If you don’t have a car of your own (many people in Hong Kong don’t) you don’t have to worry. There’s also a new bus line that will take passengers along the same route and across the bridge. However, there are few hoops you’ll need to jump through. Hong Kong and Macau are both technically cities in China, but they fall under different governing bodies, so that means you’ll need to have travel documentation, the same as if you were passing through immigration between two countries.
The good news is that the bus will be running 24 hours a day, so even if you get hung up with travel paperwork you won’t have to wait long to get another ride, which will only cost you around $8-$10 per ticket—which is less than you’d pay to take the longer ferry ride.
There are other coach lines and public transportation options, too. The other options vary in price and frequency with which they make runs, but it’s good to know that there are so many options for those looking to make the commute.

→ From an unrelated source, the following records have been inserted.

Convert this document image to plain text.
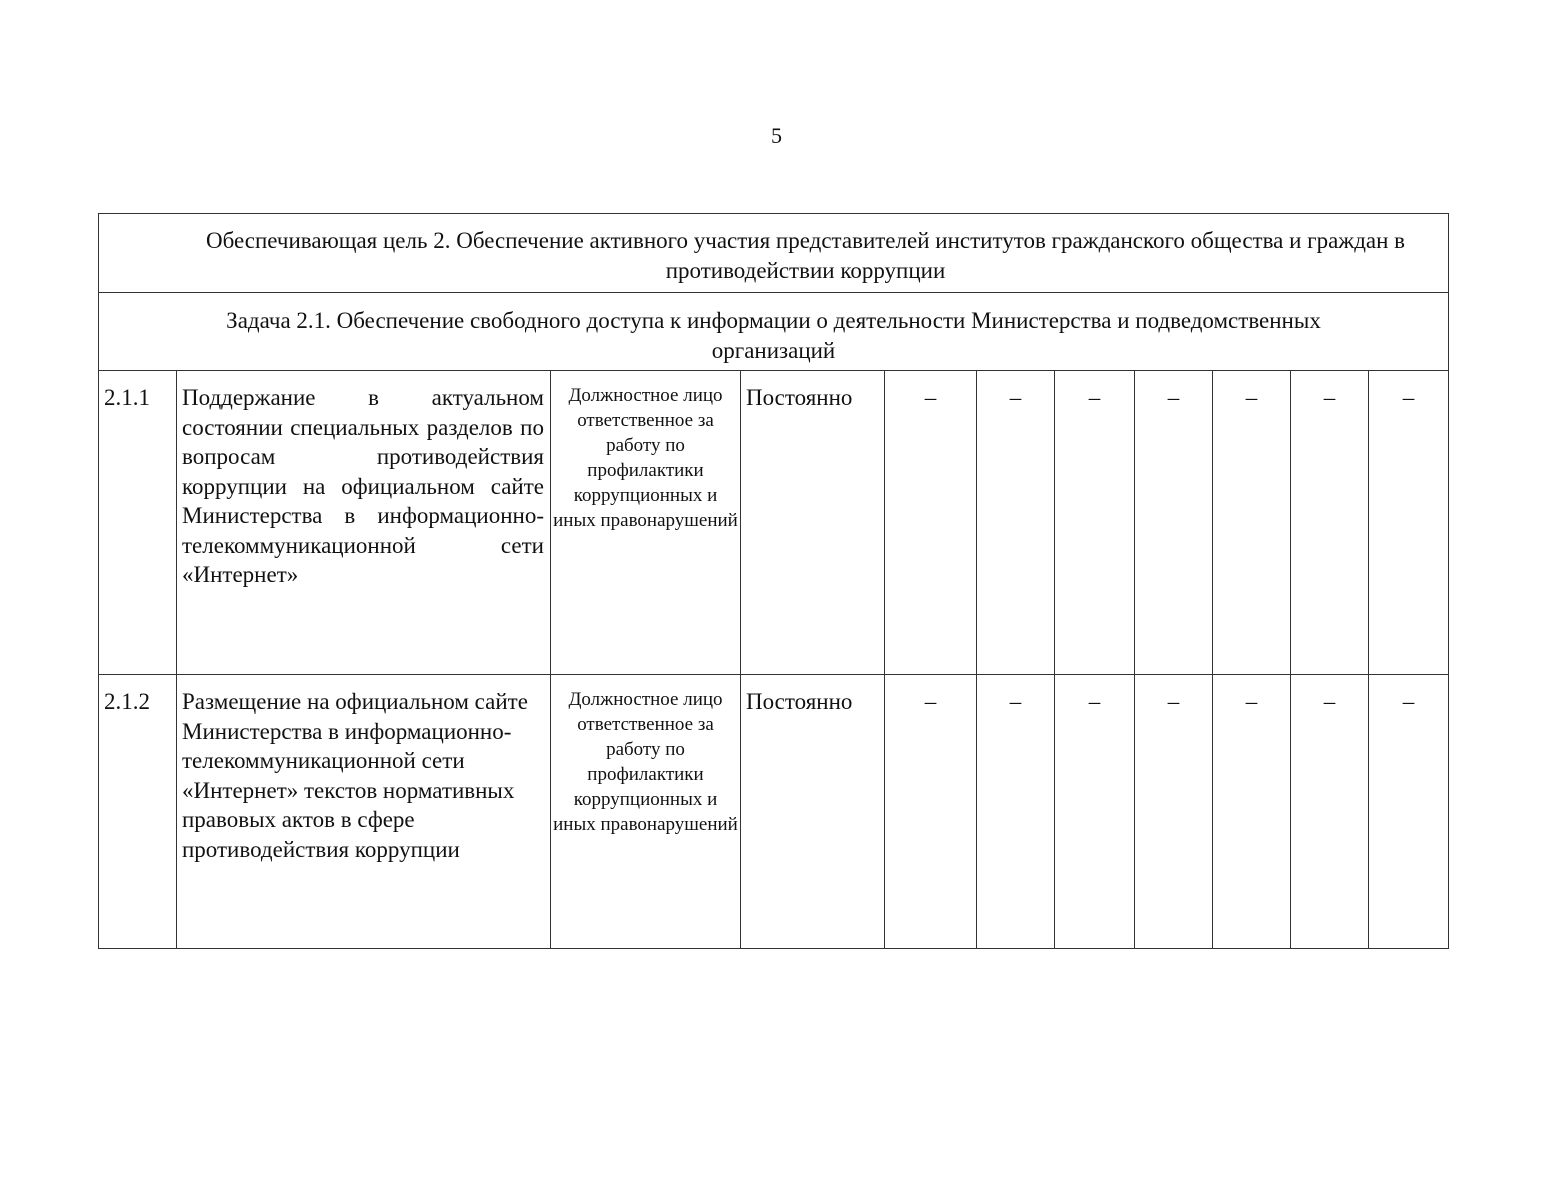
5
Обеспечивающая цель 2. Обеспечение активного участия представителей институтов гражданского общества и граждан в противодействии коррупции										
Задача 2.1. Обеспечение свободного доступа к информации о деятельности Министерства и подведомственных организаций										
2.1.1	Поддержание в актуальном состоянии специальных разделов по вопросам противодействия коррупции на официальном сайте Министерства в информационно-телекоммуникационной сети «Интернет»	Должностное лицо ответственное за работу по профилактики коррупционных и иных правонарушений	Постоянно	–	–	–	–	–	–	–
2.1.2	Размещение на официальном сайте Министерства в информационно-телекоммуникационной сети «Интернет» текстов нормативных правовых актов в сфере противодействия коррупции	Должностное лицо ответственное за работу по профилактики коррупционных и иных правонарушений	Постоянно	–	–	–	–	–	–	–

We’re spending all this time talking about public transportation because driving a personal vehicle on the bridge is not exactly an easy task. It can certainly be done, but drivers will have to have a special permit and insurance that is valid in all three of the cities. Plus, you’ll end up driving on different sides of the road depending on whether you’re in Hong Kong or on the bridge, which could make for some dangerous confusion, which is why they limit the number of private vehicles they’ll allow on the bridge at one time.
Still, it’s a world-record setting convenience, and the people that live in this area and are required to travel should be very happy.